# Fantasy into Reality



## shellconfused (Sep 23, 2011)

My husband and i have a strong relationship. It is fairly normal with kids, house, schools, families, etc etc. We are not weirdos or live an unusaul lifestyle, we are just your normal family next door. I guess we have a normal sex life and have different fantasys that we use and talk about. One of the fantasys we use is stronger than all the others! We have chatted about maybe turning it into reality. It is not something he is pushing its just something we have chatted about. The fantasy is having a guy join us in the bedroom. i know its not the norm, and maybe that is the reason it has some attraction, but it makes me think about the reality of it. I know there are risks with all this and we have to be very careful, but from my point of view i think about it a bit. I know everyone is different in the views about this, but just looking for peoples advice on which way I should go?


----------



## Almostrecovered (Jul 14, 2011)

my advice since I almost went down this road

weighing the risks of bad things that could happen does not override the "enhancement"

cons-

possible stds
possible creepy dude/stalker/violent person
possible intense jealousy once it happens
possible seeing man behind husband's back
possible post coitus embarrassment
spending too much time finding the "right" man
possible pregnancy and not knowing who is the father (not all birth control is 100%)

pros-

fantasy fulfilled successfully


thus for us it wasn't worth it

Let me ask you- how good is your sex life?

if it's great/good- then why worry about adding anything that could be risky?
if it's mediocre/bad- then using this an solution is very likely to blow up in your faces

personally I think you should just watch DP porn together and use vibrators/dildo/plugs during intercourse to play out the fantasy.


----------



## SimplyAmorous (Nov 25, 2009)

I think some fantasies are BEST left as "fantasies" - not bringing them into reality.
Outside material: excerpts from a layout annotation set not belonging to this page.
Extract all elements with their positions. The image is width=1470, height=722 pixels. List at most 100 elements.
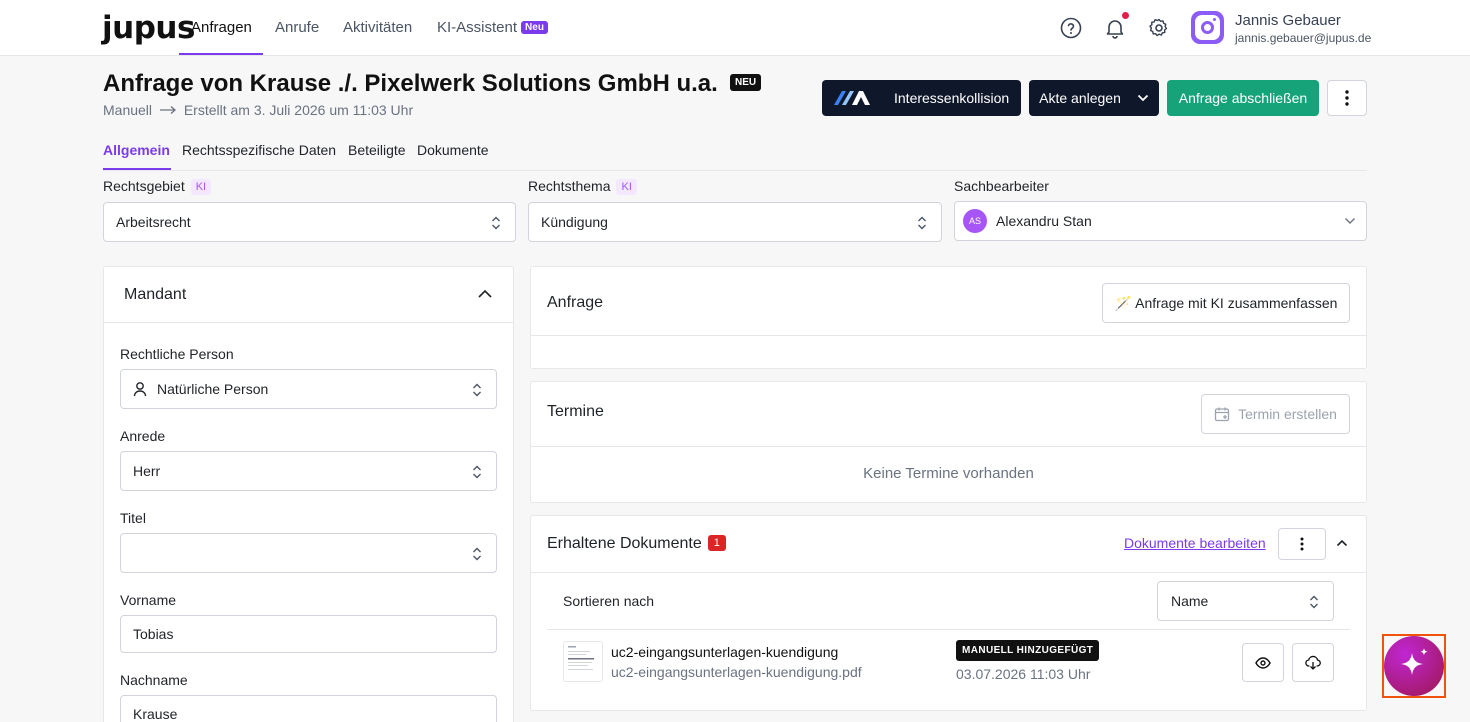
anfrage-abschliessen-button[interactable]: Anfrage abschließen [1167, 80, 1319, 116]
nachname-label: Nachname [120, 672, 188, 688]
termine-empty-state: Keine Termine vorhanden [863, 465, 1034, 482]
ki-tag: KI [190, 179, 212, 195]
rechtsthema-label: Rechtsthema KI [528, 178, 637, 195]
summarize-with-ai-button[interactable]: 🪄 Anfrage mit KI zusammenfassen [1102, 283, 1350, 323]
new-tag: NEU [730, 74, 762, 91]
created-label: Erstellt am 3. Juli 2026 um 11:03 Uhr [183, 102, 414, 118]
sachbearbeiter-value: Alexandru Stan [996, 213, 1092, 229]
vorname-input[interactable]: Tobias [120, 615, 497, 653]
manual-added-tag: MANUELL HINZUGEFÜGT [956, 640, 1100, 661]
mandant-divider [104, 322, 513, 323]
termine-divider [531, 446, 1366, 447]
rechtliche-person-select[interactable]: Natürliche Person [120, 369, 497, 409]
anfrage-divider [531, 335, 1366, 336]
chevron-up-down-icon [918, 216, 926, 230]
new-badge: Neu [521, 21, 548, 34]
more-vertical-icon [1345, 90, 1349, 106]
anfrage-title: Anfrage [547, 294, 604, 311]
help-icon[interactable] [1059, 16, 1083, 40]
user-name[interactable]: Jannis Gebauer [1235, 12, 1341, 29]
nav-link-ki-assistent-label: KI-Assistent [437, 19, 518, 36]
titel-select[interactable] [120, 533, 497, 573]
nav-link-anrufe[interactable]: Anrufe [275, 19, 319, 36]
sachbearbeiter-select[interactable]: AS Alexandru Stan [954, 201, 1367, 241]
dokumente-title: Erhaltene Dokumente 1 [547, 535, 726, 553]
dokumente-more-button[interactable] [1278, 528, 1326, 560]
bell-icon[interactable] [1103, 16, 1127, 40]
rechtliche-person-label: Rechtliche Person [120, 346, 234, 362]
calendar-plus-icon [1214, 407, 1230, 422]
pdf-preview-icon [568, 646, 594, 670]
chevron-up-down-icon [473, 547, 481, 561]
sachbearbeiter-avatar: AS [963, 209, 987, 233]
user-icon [133, 382, 147, 397]
rechtsthema-label-text: Rechtsthema [528, 178, 611, 194]
chevron-up-icon[interactable] [477, 289, 493, 299]
collision-logo-icon [834, 91, 870, 105]
document-thumbnail[interactable] [563, 641, 603, 682]
nav-link-ki-assistent[interactable]: KI-Assistent Neu [437, 19, 548, 36]
sort-divider [547, 629, 1350, 630]
fab-focus-outline [1382, 634, 1446, 698]
tab-active-indicator [103, 168, 171, 170]
chevron-up-down-icon [473, 383, 481, 397]
anrede-value: Herr [133, 463, 161, 479]
termine-title: Termine [547, 403, 604, 420]
chevron-up-down-icon [492, 216, 500, 230]
subtitle: Manuell Erstellt am 3. Juli 2026 um 11:0… [103, 102, 413, 118]
rechtsgebiet-select[interactable]: Arbeitsrecht [103, 202, 516, 242]
rechtsgebiet-label: Rechtsgebiet KI [103, 178, 212, 195]
termin-erstellen-label: Termin erstellen [1238, 406, 1337, 422]
notification-dot [1122, 12, 1129, 19]
tab-dokumente[interactable]: Dokumente [417, 142, 489, 158]
document-name[interactable]: uc2-eingangsunterlagen-kuendigung [611, 644, 838, 660]
user-avatar[interactable] [1191, 11, 1224, 44]
sort-select[interactable]: Name [1157, 581, 1334, 621]
top-navigation-bar: jupus Anfragen Anrufe Aktivitäten KI-Ass… [0, 0, 1470, 56]
nav-link-anfragen[interactable]: Anfragen [191, 19, 252, 36]
sort-value: Name [1171, 593, 1209, 609]
titel-label: Titel [120, 510, 146, 526]
vorname-label: Vorname [120, 592, 177, 608]
chevron-up-down-icon [473, 465, 481, 479]
document-filename: uc2-eingangsunterlagen-kuendigung.pdf [611, 664, 862, 680]
source-label: Manuell [103, 102, 153, 118]
anfrage-abschliessen-label: Anfrage abschließen [1178, 90, 1308, 106]
gear-icon[interactable] [1147, 16, 1171, 40]
dokumente-title-text: Erhaltene Dokumente [547, 535, 702, 552]
ki-tag: KI [616, 179, 637, 195]
chevron-down-icon [1345, 218, 1355, 224]
tab-allgemein[interactable]: Allgemein [103, 142, 170, 158]
anrede-select[interactable]: Herr [120, 451, 497, 491]
more-options-button[interactable] [1327, 80, 1367, 116]
interessenkollision-button[interactable]: Interessenkollision [822, 80, 1021, 116]
eye-icon [1255, 656, 1271, 669]
user-email: jannis.gebauer@jupus.de [1235, 31, 1372, 45]
mandant-card [103, 266, 514, 722]
akte-anlegen-label: Akte anlegen [1039, 90, 1121, 106]
page-title: Anfrage von Krause ./. Pixelwerk Solutio… [103, 70, 718, 97]
dokumente-count-badge: 1 [707, 535, 726, 551]
download-document-button[interactable] [1292, 643, 1334, 682]
dokumente-bearbeiten-link[interactable]: Dokumente bearbeiten [1124, 535, 1266, 551]
chevron-up-icon[interactable] [1336, 539, 1348, 547]
nav-link-aktivitaeten[interactable]: Aktivitäten [343, 19, 412, 36]
tab-beteiligte[interactable]: Beteiligte [348, 142, 406, 158]
chevron-down-icon [1137, 94, 1148, 102]
rechtsthema-value: Kündigung [541, 214, 608, 230]
tab-rechtsspezifische-daten[interactable]: Rechtsspezifische Daten [182, 142, 336, 158]
akte-anlegen-button[interactable]: Akte anlegen [1029, 80, 1159, 116]
dokumente-divider [531, 572, 1366, 573]
jupus-logo[interactable]: jupus [102, 10, 195, 46]
rechtsgebiet-value: Arbeitsrecht [116, 214, 191, 230]
mandant-title: Mandant [124, 286, 187, 303]
rechtsthema-select[interactable]: Kündigung [528, 202, 942, 242]
nachname-input[interactable]: Krause [120, 695, 497, 722]
more-vertical-icon [1300, 537, 1304, 551]
arrow-right-icon [159, 106, 176, 114]
termin-erstellen-button[interactable]: Termin erstellen [1201, 394, 1350, 434]
preview-document-button[interactable] [1242, 643, 1284, 682]
chevron-up-down-icon [1310, 595, 1318, 609]
anrede-label: Anrede [120, 428, 166, 444]
rechtliche-person-value: Natürliche Person [157, 381, 269, 397]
I once rented this The Erotic Guide to Sexual Fantasies For Lovers (DVD)

At least I think it was THIS dvd, I am not totally sure, and it talked about this very thing - how personal fantasies are GOOD, they enrich our sexual experience, nothing wrong with that, we SHOULD use them, share them with our partner even....but that doesn't always mean to take that extra step & act them out -if it involves another in the marraige. 

Here is another AmeriLifeVitamin.com - Sinclair Institute, (VHS) The Better Sex Fantasy Series - Vol. 5, 75 mins ...Notice the write up about this video...


> Now that you've looked into exploring sexual fantasies, what about sharing them with your partner? The experts (Drs. Della and Max FitzGerald) tell you when that may or may not be a good idea - and how to go about it when you do. They also examine unhealthy fantasies, and how fantasies can sometimes be harmful. On the lighter side, the hosts discuss creating and sharing fantasies with your lover, and provide eleven explicit examples - including domination and group sex - *and fantasies that we may never consider trying in real life*.


----------